Ama ne olursa olsun söyledikleriyle amel edecekse bu durum, Suriye için nispeten bir rahatlama getirir.
Trump’ın Suriye politikasında geldiği nokta Türkiye’nin başından beri savunduğu noktadır.
Beyaz Saray, Türkiye’nin başından beri savunduğu “Siviller için Suriye’de güvenli bölge kurulmalı” noktasına gelmiş oldu.
En azından şimdilik diyelim. ABD Savunma Bakanı Mattis, “Uçuşa yasak bölge gibi askeri seçenekler değerlendiriliyor” dedi.

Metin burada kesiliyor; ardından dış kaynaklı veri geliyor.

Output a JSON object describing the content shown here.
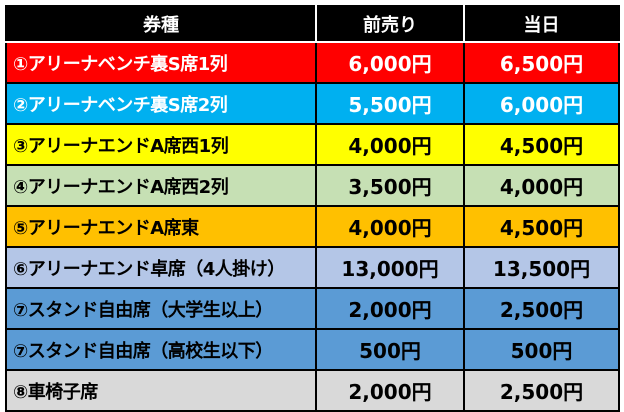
{
  "header": {
    "ticket": "券種",
    "advance": "前売り",
    "day_of": "当日"
  },
  "rows": [
    {
      "ticket": "①アリーナベンチ裏S席1列",
      "advance": "6,000円",
      "day_of": "6,500円",
      "bg": "#ff0000",
      "fg": "#ffffff"
    },
    {
      "ticket": "②アリーナベンチ裏S席2列",
      "advance": "5,500円",
      "day_of": "6,000円",
      "bg": "#00b0f0",
      "fg": "#ffffff"
    },
    {
      "ticket": "③アリーナエンドA席西1列",
      "advance": "4,000円",
      "day_of": "4,500円",
      "bg": "#ffff00",
      "fg": "#000000"
    },
    {
      "ticket": "④アリーナエンドA席西2列",
      "advance": "3,500円",
      "day_of": "4,000円",
      "bg": "#c6e0b4",
      "fg": "#000000"
    },
    {
      "ticket": "⑤アリーナエンドA席東",
      "advance": "4,000円",
      "day_of": "4,500円",
      "bg": "#ffc000",
      "fg": "#000000"
    },
    {
      "ticket": "⑥アリーナエンド卓席（4人掛け）",
      "advance": "13,000円",
      "day_of": "13,500円",
      "bg": "#b4c6e7",
      "fg": "#000000"
    },
    {
      "ticket": "⑦スタンド自由席（大学生以上）",
      "advance": "2,000円",
      "day_of": "2,500円",
      "bg": "#5b9bd5",
      "fg": "#000000"
    },
    {
      "ticket": "⑦スタンド自由席（高校生以下）",
      "advance": "500円",
      "day_of": "500円",
      "bg": "#5b9bd5",
      "fg": "#000000"
    },
    {
      "ticket": "⑧車椅子席",
      "advance": "2,000円",
      "day_of": "2,500円",
      "bg": "#d9d9d9",
      "fg": "#000000"
    }
  ]
}
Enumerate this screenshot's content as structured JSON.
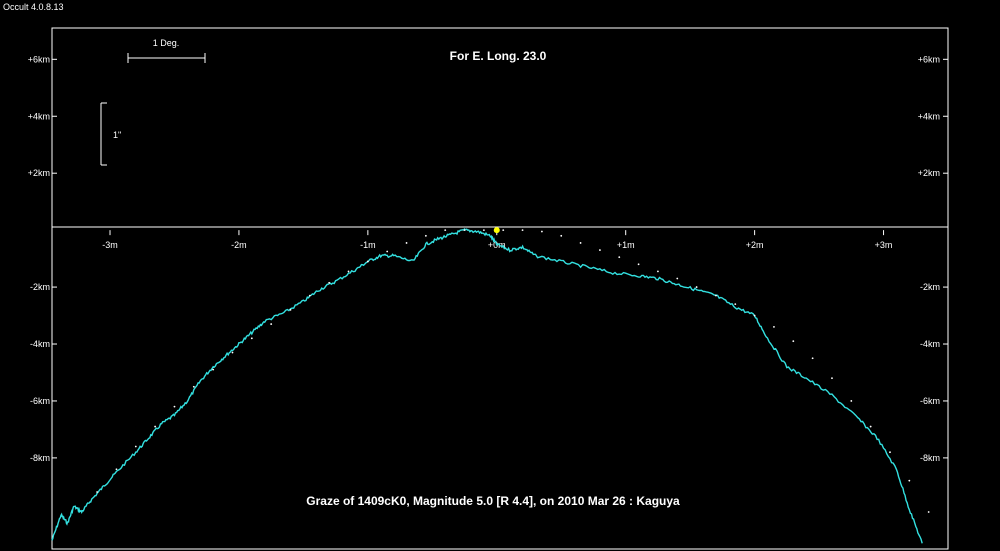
{
  "app": {
    "version": "Occult 4.0.8.13"
  },
  "chart_data": {
    "type": "line",
    "title": "For E. Long. 23.0",
    "caption": "Graze of  1409cK0,  Magnitude 5.0 [R 4.4],  on 2010 Mar 26  :  Kaguya",
    "x_unit": "minutes",
    "y_unit": "km",
    "xlim": [
      -3.45,
      3.5
    ],
    "ylim": [
      -11.2,
      7.1
    ],
    "x_ticks": [
      {
        "v": -3,
        "label": "-3m"
      },
      {
        "v": -2,
        "label": "-2m"
      },
      {
        "v": -1,
        "label": "-1m"
      },
      {
        "v": 0,
        "label": "+0m"
      },
      {
        "v": 1,
        "label": "+1m"
      },
      {
        "v": 2,
        "label": "+2m"
      },
      {
        "v": 3,
        "label": "+3m"
      }
    ],
    "y_ticks": [
      {
        "v": 6,
        "label": "+6km"
      },
      {
        "v": 4,
        "label": "+4km"
      },
      {
        "v": 2,
        "label": "+2km"
      },
      {
        "v": -2,
        "label": "-2km"
      },
      {
        "v": -4,
        "label": "-4km"
      },
      {
        "v": -6,
        "label": "-6km"
      },
      {
        "v": -8,
        "label": "-8km"
      }
    ],
    "scale_bars": {
      "horizontal_label": "1 Deg.",
      "vertical_label": "1\""
    },
    "star_marker": {
      "x": 0.0,
      "y": 0.0,
      "color": "#ffff00"
    },
    "series": [
      {
        "style": "profile",
        "color": "#33e0e0",
        "x": [
          -3.45,
          -3.38,
          -3.33,
          -3.28,
          -3.22,
          -3.15,
          -3.05,
          -2.95,
          -2.8,
          -2.7,
          -2.6,
          -2.5,
          -2.4,
          -2.3,
          -2.2,
          -2.1,
          -2.0,
          -1.9,
          -1.8,
          -1.65,
          -1.5,
          -1.38,
          -1.25,
          -1.1,
          -1.0,
          -0.9,
          -0.8,
          -0.65,
          -0.55,
          -0.45,
          -0.35,
          -0.25,
          -0.15,
          -0.05,
          0.0,
          0.1,
          0.2,
          0.3,
          0.5,
          0.7,
          0.9,
          1.1,
          1.25,
          1.4,
          1.55,
          1.7,
          1.85,
          2.0,
          2.1,
          2.25,
          2.4,
          2.6,
          2.8,
          2.95,
          3.1,
          3.2,
          3.3
        ],
        "y": [
          -10.9,
          -10.0,
          -10.3,
          -9.7,
          -9.9,
          -9.5,
          -9.0,
          -8.5,
          -7.8,
          -7.3,
          -6.8,
          -6.5,
          -6.0,
          -5.3,
          -4.8,
          -4.4,
          -4.0,
          -3.6,
          -3.2,
          -2.9,
          -2.5,
          -2.1,
          -1.8,
          -1.4,
          -1.1,
          -0.9,
          -0.9,
          -1.1,
          -0.5,
          -0.3,
          -0.15,
          0.0,
          -0.05,
          -0.2,
          -0.5,
          -0.7,
          -0.6,
          -0.9,
          -1.1,
          -1.3,
          -1.5,
          -1.6,
          -1.7,
          -1.9,
          -2.1,
          -2.3,
          -2.7,
          -3.0,
          -3.8,
          -4.8,
          -5.2,
          -5.8,
          -6.6,
          -7.3,
          -8.4,
          -9.8,
          -11.0
        ]
      },
      {
        "style": "limb_dots",
        "color": "#ffffff",
        "x": [
          -3.1,
          -2.95,
          -2.8,
          -2.65,
          -2.5,
          -2.35,
          -2.2,
          -2.05,
          -1.9,
          -1.75,
          -1.6,
          -1.45,
          -1.3,
          -1.15,
          -1.0,
          -0.85,
          -0.7,
          -0.55,
          -0.4,
          -0.25,
          -0.1,
          0.05,
          0.2,
          0.35,
          0.5,
          0.65,
          0.8,
          0.95,
          1.1,
          1.25,
          1.4,
          1.55,
          1.7,
          1.85,
          2.0,
          2.15,
          2.3,
          2.45,
          2.6,
          2.75,
          2.9,
          3.05,
          3.2,
          3.35
        ],
        "y": [
          -9.2,
          -8.4,
          -7.6,
          -6.9,
          -6.2,
          -5.5,
          -4.9,
          -4.3,
          -3.8,
          -3.3,
          -2.8,
          -2.3,
          -1.85,
          -1.45,
          -1.1,
          -0.75,
          -0.45,
          -0.2,
          0.0,
          0.0,
          0.0,
          0.0,
          0.0,
          -0.05,
          -0.2,
          -0.45,
          -0.7,
          -0.95,
          -1.2,
          -1.45,
          -1.7,
          -2.0,
          -2.3,
          -2.6,
          -3.0,
          -3.4,
          -3.9,
          -4.5,
          -5.2,
          -6.0,
          -6.9,
          -7.8,
          -8.8,
          -9.9
        ]
      }
    ]
  }
}
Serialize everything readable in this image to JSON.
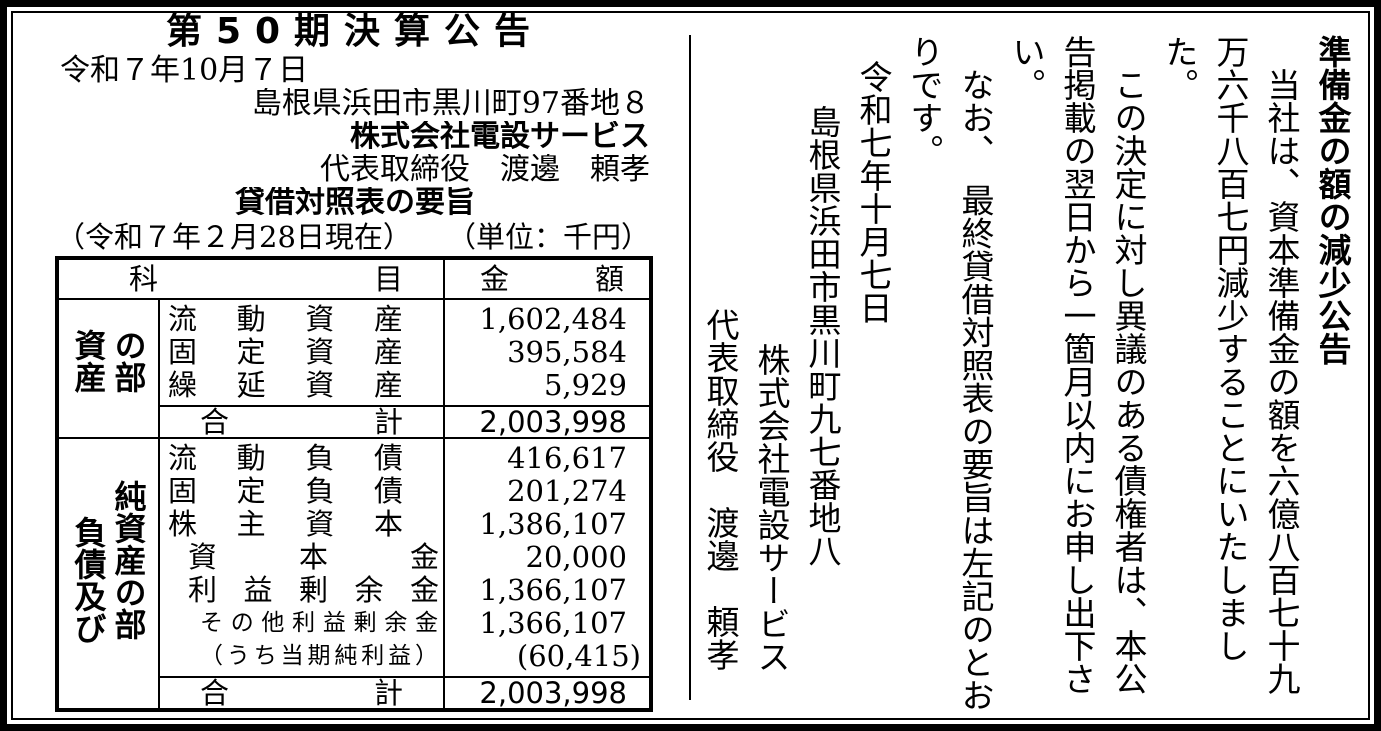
{
  "left": {
    "title": "第50期決算公告",
    "date": "令和７年10月７日",
    "address": "島根県浜田市黒川町97番地８",
    "company": "株式会社電設サービス",
    "representative": "代表取締役　渡邊　頼孝",
    "bs_title": "貸借対照表の要旨",
    "as_of": "（令和７年２月28日現在）",
    "unit": "（単位：千円）"
  },
  "table": {
    "header": {
      "item_1": "科",
      "item_2": "目",
      "amount_1": "金",
      "amount_2": "額"
    },
    "assets": {
      "section": "資産の部",
      "rows": [
        {
          "label": "流動資産",
          "value": "1,602,484"
        },
        {
          "label": "固定資産",
          "value": "395,584"
        },
        {
          "label": "繰延資産",
          "value": "5,929"
        }
      ],
      "total_label_1": "合",
      "total_label_2": "計",
      "total": "2,003,998"
    },
    "liabilities": {
      "section": "負債及び純資産の部",
      "rows": [
        {
          "label": "流動負債",
          "value": "416,617"
        },
        {
          "label": "固定負債",
          "value": "201,274"
        },
        {
          "label": "株主資本",
          "value": "1,386,107"
        },
        {
          "label": "資本金",
          "value": "20,000"
        },
        {
          "label": "利益剰余金",
          "value": "1,366,107"
        },
        {
          "label": "その他利益剰余金",
          "value": "1,366,107"
        },
        {
          "label": "（うち当期純利益）",
          "value": "(60,415)"
        }
      ],
      "total_label_1": "合",
      "total_label_2": "計",
      "total": "2,003,998"
    }
  },
  "notice": {
    "title": "準備金の額の減少公告",
    "lines": [
      "当社は、資本準備金の額を六億八百七十九",
      "万六千八百七円減少することにいたしまし",
      "た。",
      "この決定に対し異議のある債権者は、本公",
      "告掲載の翌日から一箇月以内にお申し出下さ",
      "い。",
      "なお、　最終貸借対照表の要旨は左記のとお",
      "りです。"
    ],
    "date": "令和七年十月七日",
    "address": "島根県浜田市黒川町九七番地八",
    "company": "株式会社電設サービス",
    "representative": "代表取締役　渡邊　頼孝"
  }
}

Beşar Esad’ın 4 Nisan’da kimyasal saldırısıyla yüze yakın sivilin ölmesi yeni Suriye politikalarını gündeme getirmiş oldu.
Bu hazin hadiseden sonra ABD rejime ait Şayrat üssünü vurdu ardından ABD Başkanı Donald Trump yönetiminden “güvenli bölge” açıklaması geldi. Ancak şimdilik bir açıklamadan ibaret olan bu seçenek hayata geçer mi, veya nasıl geçer zamanın meselesi.
Diğer önemli bir husus da, Esad’ın geleceği ile ilgili. Bugüne kadar Esat’sız bir Suriye’yi düşünmek istemeyen ABD ve AB, artık Esad’ın geleceğini ele almaya başladı.
Rusya Esad’ın iktidarını kendi çıkarı için savunuyor görünüyor. Rusya için önemli olan kendi çıkarı ve bu çıkarı garanti edildiği takdirde Esad’dan vazgeçeceği herkesin malumu.
İşin doğrusu emperyal güçlerin hiçbiri için ne Esad, ne Suriye halkının bir değeri yoktur.
Onlar için asıl olan kendi çıkarlarıdır. Aksi olsaydı bu kadar insanın çocukların, kadınların, yaşlıların katline, milyonlarca insanın ülkeyi terk etmelerine müsaade etmezlerdi.
Son gelişmeler ışığında ABD Dışişleri Bakanı Rex Tillerson, Moskova’da Rus mevkidaşı Sergey Lavrov’la görüştü. ABD’den görüşme öncesinde Tillerson’un “Rusya’nın Şam rejimine desteğini ve Esad’ın geleceğini ele alacağı” açıklandı. Rusya’dan “iki bakan uçuşa yasak bölge oluşturmasını ele alacak” denildi.
Türkiye bütün bu gelişmeleri dikkatle takip ediyor. Türkiye öncelikle müttefiklerine güvenemiyor ve Türkiye güvenmeme konusunda çok haklı.
Türkiye bundan sonraki gelişmelerde çok daha rahat ve daha emin bir şekilde bölgeye yönelik politikaları hayata geçirebilecektir.